Norwegian Cruise Line has seen revenue increase 9.3 per cent, to $1.66 billion, for the three months to June 30th.
The figure compares to that of $1.52 billion in 2018.
At the same time, profit reached $240 million, up from $227 million during the prior year.
Earnings per share were up to $1.11, from $1.01 the year prior.
“Continued robust demand for our global brands along with our strong consumer focused value proposition, honed revenue management practices and best guest marketing strategy, enabled us to continue to drive ticket pricing higher which, when coupled with strong onboard revenue performance, resulted in record second quarter results,” said Frank Del Rio, president and chief executive officer of Norwegian Cruise Line Holdings.
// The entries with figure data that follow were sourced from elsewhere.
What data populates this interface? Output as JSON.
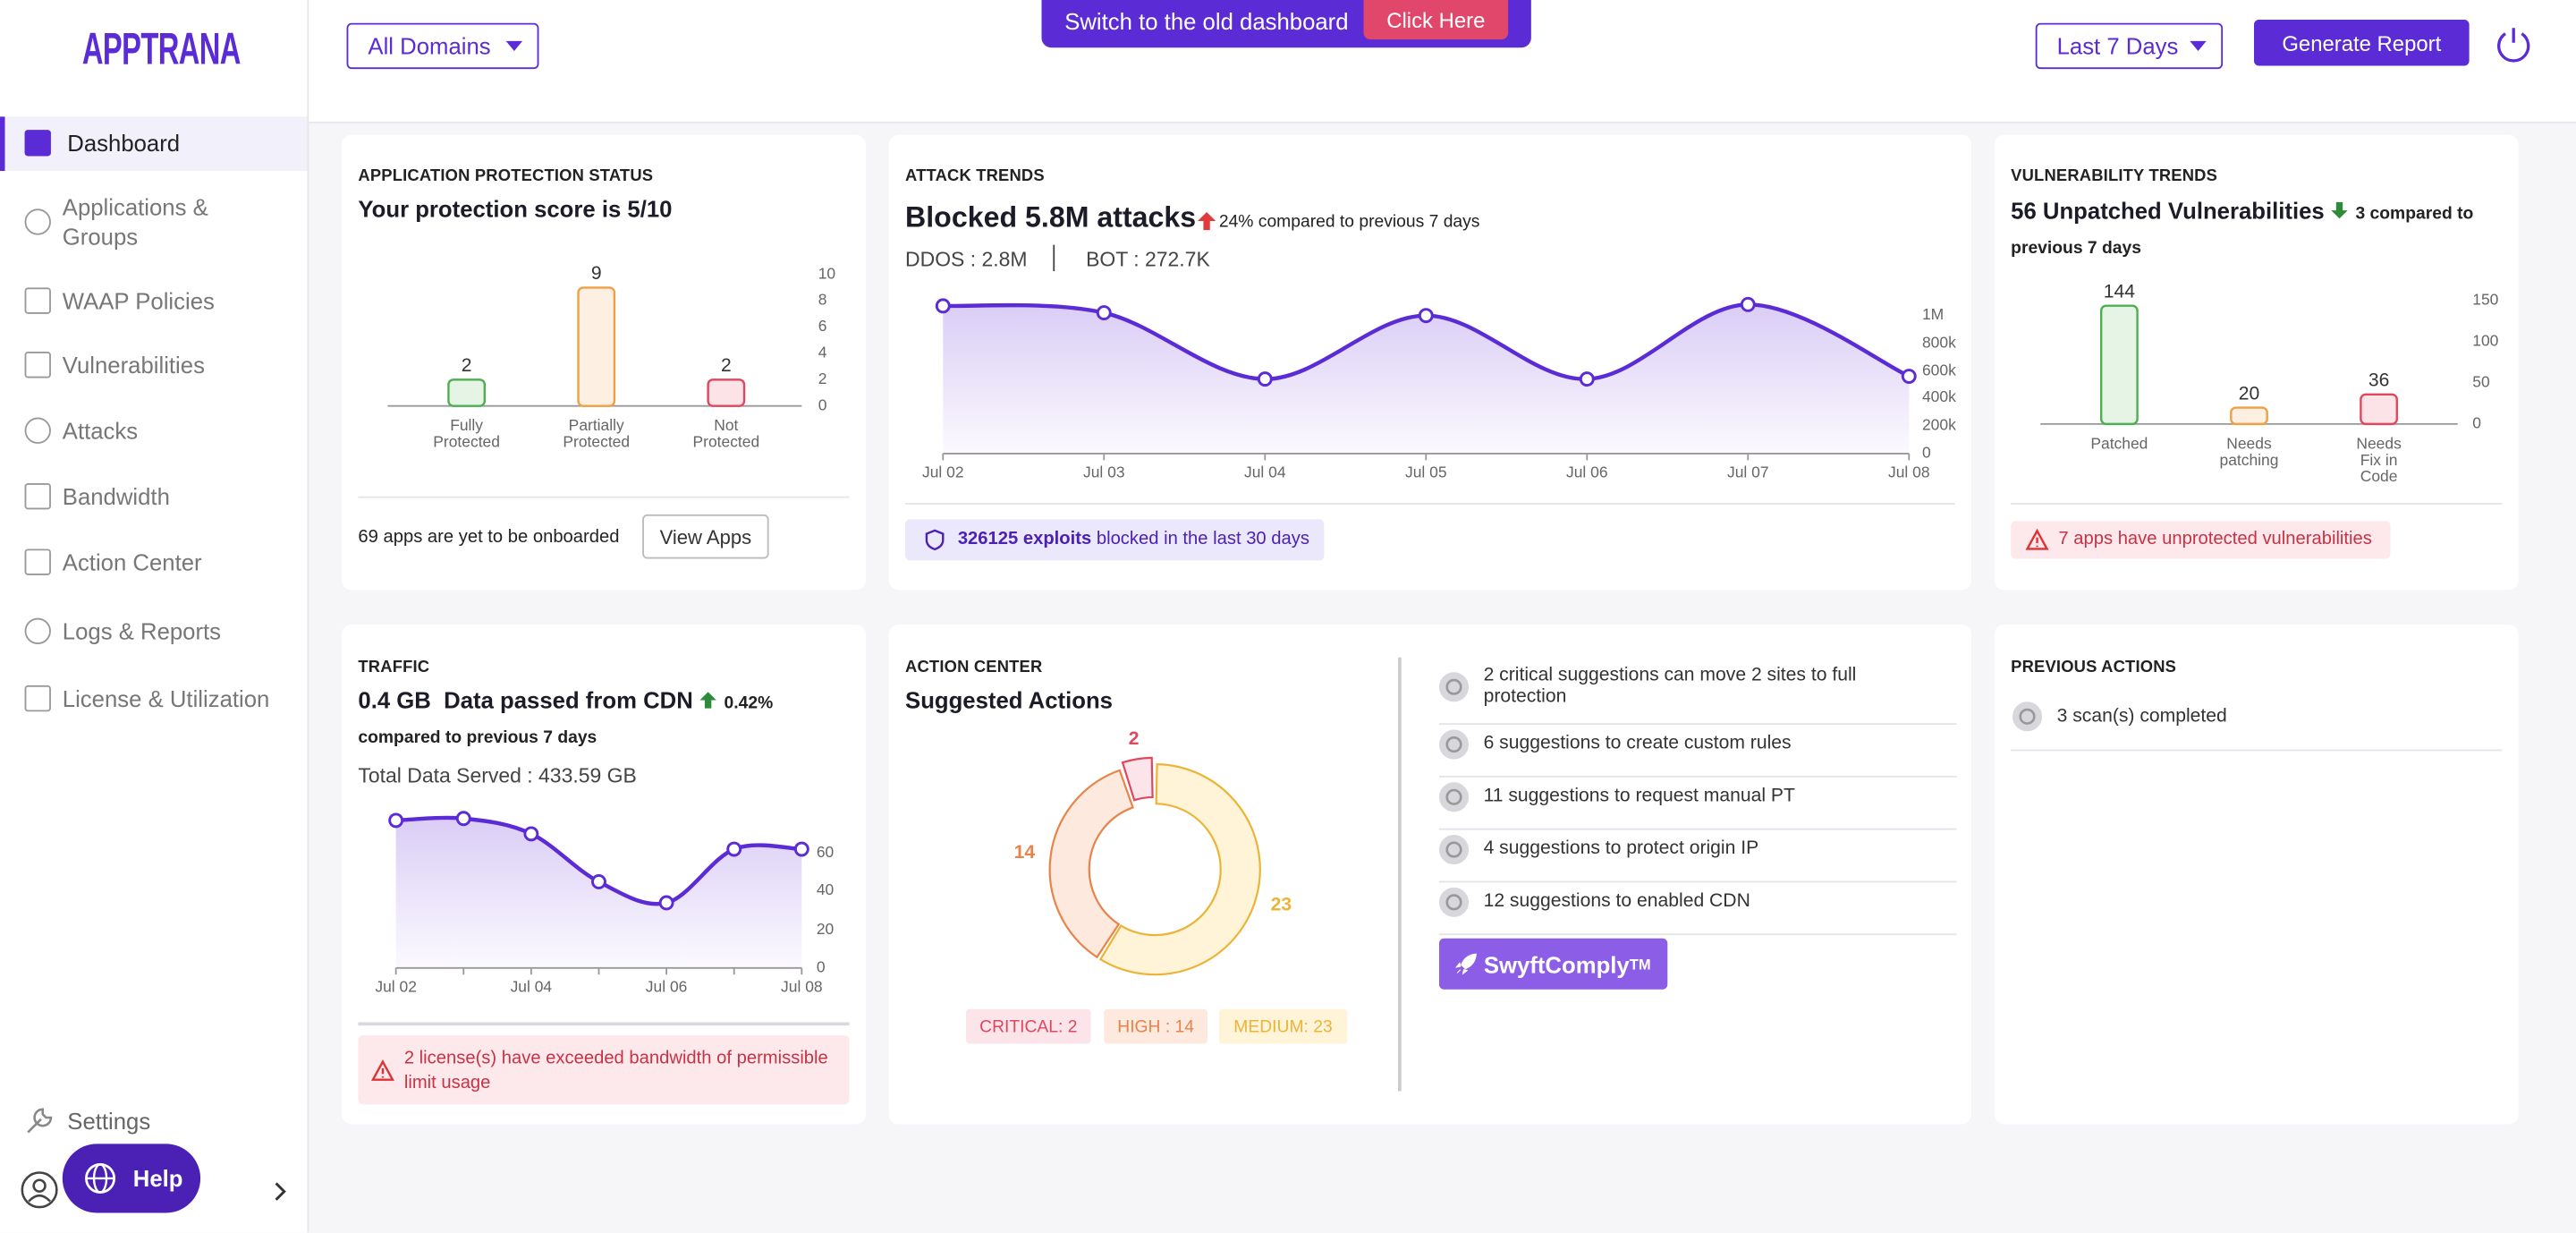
{
  "sidebar": {
    "logo": "APPTRANA",
    "nav": [
      "Dashboard",
      "Applications & Groups",
      "WAAP Policies",
      "Vulnerabilities",
      "Attacks",
      "Bandwidth",
      "Action Center",
      "Logs & Reports",
      "License & Utilization"
    ],
    "settings": "Settings",
    "help": "Help"
  },
  "header": {
    "domain_filter": "All Domains",
    "banner": "Switch to the old dashboard",
    "banner_button": "Click Here",
    "date_filter": "Last 7 Days",
    "report_button": "Generate Report"
  },
  "protection": {
    "label": "APPLICATION PROTECTION STATUS",
    "title": "Your protection score is 5/10",
    "chart": {
      "type": "bar",
      "categories": [
        "Fully Protected",
        "Partially Protected",
        "Not Protected"
      ],
      "values": [
        2,
        9,
        2
      ],
      "colors": [
        "#4caf50",
        "#f0a042",
        "#e0475f"
      ],
      "fill_colors": [
        "#e6f4e6",
        "#fdf0e2",
        "#fbe3e7"
      ],
      "ylim": [
        0,
        10
      ],
      "yticks": [
        0,
        2,
        4,
        6,
        8,
        10
      ]
    },
    "onboard_note": "69 apps are yet to be onboarded",
    "view_button": "View Apps"
  },
  "attacks": {
    "label": "ATTACK TRENDS",
    "title": "Blocked 5.8M attacks",
    "delta": "24% compared to previous 7 days",
    "ddos": "DDOS : 2.8M",
    "bot": "BOT : 272.7K",
    "chart": {
      "type": "line",
      "categories": [
        "Jul 02",
        "Jul 03",
        "Jul 04",
        "Jul 05",
        "Jul 06",
        "Jul 07",
        "Jul 08"
      ],
      "values": [
        1070000,
        1020000,
        540000,
        1000000,
        540000,
        1080000,
        560000
      ],
      "color": "#5b2bd6",
      "ylim": [
        0,
        1150000
      ],
      "yticks": [
        0,
        {
          "value": 200000,
          "label": "200k"
        },
        {
          "value": 400000,
          "label": "400k"
        },
        {
          "value": 600000,
          "label": "600k"
        },
        {
          "value": 800000,
          "label": "800k"
        },
        {
          "value": 1000000,
          "label": "1M"
        }
      ]
    },
    "exploits_count": "326125 exploits",
    "exploits_note": "blocked in the last 30 days"
  },
  "vulnerabilities": {
    "label": "VULNERABILITY TRENDS",
    "title": "56 Unpatched Vulnerabilities",
    "delta": "3 compared to previous 7 days",
    "chart": {
      "type": "bar",
      "categories": [
        "Patched",
        "Needs patching",
        "Needs Fix in Code"
      ],
      "values": [
        144,
        20,
        36
      ],
      "colors": [
        "#4caf50",
        "#f0a042",
        "#e0475f"
      ],
      "fill_colors": [
        "#e6f4e6",
        "#fdf0e2",
        "#fbe3e7"
      ],
      "ylim": [
        0,
        160
      ],
      "yticks": [
        0,
        50,
        100,
        150
      ]
    },
    "alert": "7 apps have unprotected vulnerabilities"
  },
  "traffic": {
    "label": "TRAFFIC",
    "title": "0.4 GB  Data passed from CDN",
    "delta": "0.42% compared to previous 7 days",
    "total": "Total Data Served : 433.59 GB",
    "chart": {
      "type": "line",
      "categories": [
        "Jul 02",
        null,
        "Jul 04",
        null,
        "Jul 06",
        null,
        "Jul 08"
      ],
      "values": [
        77,
        78,
        70,
        45,
        34,
        62,
        62
      ],
      "color": "#5b2bd6",
      "ylim": [
        0,
        80
      ],
      "yticks": [
        0,
        20,
        40,
        60
      ]
    },
    "alert": "2 license(s) have exceeded bandwidth of permissible limit usage"
  },
  "action_center": {
    "label": "ACTION CENTER",
    "title": "Suggested Actions",
    "chart": {
      "type": "donut",
      "categories": [
        "CRITICAL",
        "HIGH",
        "MEDIUM"
      ],
      "values": [
        2,
        14,
        23
      ],
      "value_labels": [
        "CRITICAL: 2",
        "HIGH : 14",
        "MEDIUM: 23"
      ],
      "colors": [
        "#e0475f",
        "#e8834a",
        "#ecb437"
      ],
      "fill_colors": [
        "#fbe4ea",
        "#fde9dd",
        "#fff4d8"
      ]
    },
    "suggestions": [
      "2 critical suggestions can move 2 sites to full protection",
      "6 suggestions to create custom rules",
      "11 suggestions to request manual PT",
      "4 suggestions to protect origin IP",
      "12 suggestions to enabled CDN"
    ],
    "button": "SwyftComply",
    "button_mark": "TM"
  },
  "previous_actions": {
    "label": "PREVIOUS ACTIONS",
    "items": [
      "3 scan(s) completed"
    ]
  }
}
“The underlying fundamentals of our business remain strong across all core markets, and we continue to expect record financial results in 2019, despite the impact from the change in federal regulations which resulted in the cessation of premium-priced Cuba sailings.”
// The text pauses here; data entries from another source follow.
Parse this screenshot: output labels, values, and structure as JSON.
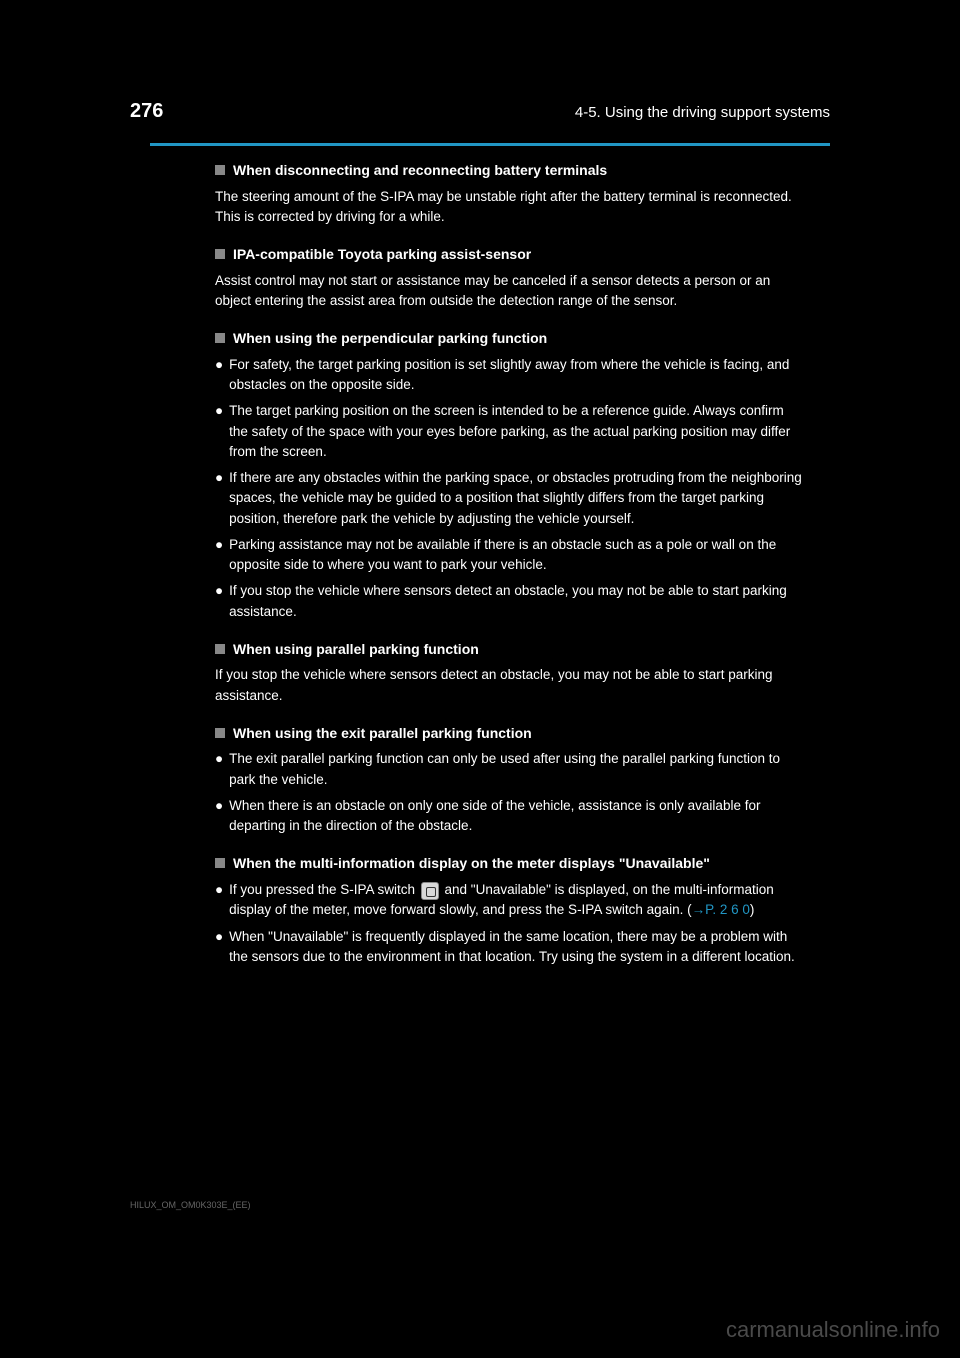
{
  "header": {
    "page_number": "276",
    "chapter": "4-5. Using the driving support systems"
  },
  "divider_color": "#2196c4",
  "sections": [
    {
      "title": "When disconnecting and reconnecting battery terminals",
      "body": "The steering amount of the S-IPA may be unstable right after the battery terminal is reconnected. This is corrected by driving for a while."
    },
    {
      "title": "IPA-compatible Toyota parking assist-sensor",
      "body": "Assist control may not start or assistance may be canceled if a sensor detects a person or an object entering the assist area from outside the detection range of the sensor."
    },
    {
      "title": "When using the perpendicular parking function",
      "sub": [
        "For safety, the target parking position is set slightly away from where the vehicle is facing, and obstacles on the opposite side.",
        "The target parking position on the screen is intended to be a reference guide. Always confirm the safety of the space with your eyes before parking, as the actual parking position may differ from the screen.",
        "If there are any obstacles within the parking space, or obstacles protruding from the neighboring spaces, the vehicle may be guided to a position that slightly differs from the target parking position, therefore park the vehicle by adjusting the vehicle yourself.",
        "Parking assistance may not be available if there is an obstacle such as a pole or wall on the opposite side to where you want to park your vehicle.",
        "If you stop the vehicle where sensors detect an obstacle, you may not be able to start parking assistance."
      ]
    },
    {
      "title": "When using parallel parking function",
      "body": "If you stop the vehicle where sensors detect an obstacle, you may not be able to start parking assistance."
    },
    {
      "title": "When using the exit parallel parking function",
      "sub": [
        "The exit parallel parking function can only be used after using the parallel parking function to park the vehicle.",
        "When there is an obstacle on only one side of the vehicle, assistance is only available for departing in the direction of the obstacle."
      ]
    },
    {
      "title": "When the multi-information display on the meter displays \"Unavailable\"",
      "sub": [
        "If you pressed the S-IPA switch __ICON__ and \"Unavailable\" is displayed, on the multi-information display of the meter, move forward slowly, and press the S-IPA switch again.",
        "When \"Unavailable\" is frequently displayed in the same location, there may be a problem with the sensors due to the environment in that location. Try using the system in a different location."
      ],
      "page_ref": "→P. 2 6 0"
    }
  ],
  "model_code": "HILUX_OM_OM0K303E_(EE)",
  "watermark": "carmanualsonline.info"
}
The increase in revenue was primarily attributed to an increase in capacity days as a result of the addition of Norwegian Bliss to the fleet in 2018 along with an increase in net yield driven by the repositioning of Norwegian Joy to North America, robust onboard spending along with strong growth in organic pricing across all core markets.
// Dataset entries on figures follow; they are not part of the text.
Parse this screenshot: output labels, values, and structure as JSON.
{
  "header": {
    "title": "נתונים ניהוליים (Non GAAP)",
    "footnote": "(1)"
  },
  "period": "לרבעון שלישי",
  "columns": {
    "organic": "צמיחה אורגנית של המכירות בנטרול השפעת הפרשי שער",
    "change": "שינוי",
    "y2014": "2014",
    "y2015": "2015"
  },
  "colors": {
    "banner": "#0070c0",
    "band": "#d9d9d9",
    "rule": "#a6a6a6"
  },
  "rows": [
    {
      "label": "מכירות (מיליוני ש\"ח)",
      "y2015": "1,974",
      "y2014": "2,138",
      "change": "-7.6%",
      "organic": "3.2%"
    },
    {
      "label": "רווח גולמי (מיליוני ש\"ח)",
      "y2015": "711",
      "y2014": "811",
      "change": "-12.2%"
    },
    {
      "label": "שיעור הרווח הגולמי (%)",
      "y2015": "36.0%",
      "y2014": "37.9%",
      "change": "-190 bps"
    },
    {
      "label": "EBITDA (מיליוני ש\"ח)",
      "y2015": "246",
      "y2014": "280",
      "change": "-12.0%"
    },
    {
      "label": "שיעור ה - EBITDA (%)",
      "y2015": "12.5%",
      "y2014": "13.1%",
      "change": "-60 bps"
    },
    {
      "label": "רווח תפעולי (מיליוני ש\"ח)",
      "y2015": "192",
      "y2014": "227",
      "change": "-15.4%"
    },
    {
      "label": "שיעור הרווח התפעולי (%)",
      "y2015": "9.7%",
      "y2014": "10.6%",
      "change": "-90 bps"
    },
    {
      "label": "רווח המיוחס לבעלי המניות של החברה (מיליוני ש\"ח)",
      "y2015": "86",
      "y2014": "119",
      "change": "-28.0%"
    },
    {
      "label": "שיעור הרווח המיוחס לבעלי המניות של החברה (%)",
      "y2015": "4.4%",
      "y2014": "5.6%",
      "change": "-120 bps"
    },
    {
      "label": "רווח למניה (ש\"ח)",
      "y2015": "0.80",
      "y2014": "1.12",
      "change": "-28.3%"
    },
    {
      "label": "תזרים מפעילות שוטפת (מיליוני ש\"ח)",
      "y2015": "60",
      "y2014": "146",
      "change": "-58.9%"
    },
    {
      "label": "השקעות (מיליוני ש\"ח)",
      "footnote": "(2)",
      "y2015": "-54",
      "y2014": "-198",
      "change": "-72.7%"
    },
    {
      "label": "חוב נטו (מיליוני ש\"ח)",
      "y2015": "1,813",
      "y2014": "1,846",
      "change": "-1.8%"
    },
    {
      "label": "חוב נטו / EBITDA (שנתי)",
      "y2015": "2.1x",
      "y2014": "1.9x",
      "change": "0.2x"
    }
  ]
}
Norwegian said full year adjusted earnings per share are now expected to be in the range of $5.00 to $5.10, inclusive of a $0.45 adverse impact from the abrupt change in federal regulations surrounding cruises to Cuba and a $0.07 impact from a technical issue on Norwegian Pearl in July.
“Without these headwinds, the company’s outlook would have exceeded its May guidance primarily as a result of revenue outperformance in the second quarter, coupled with a stronger revenue outlook for the back half of the year,” NCL said in a statement.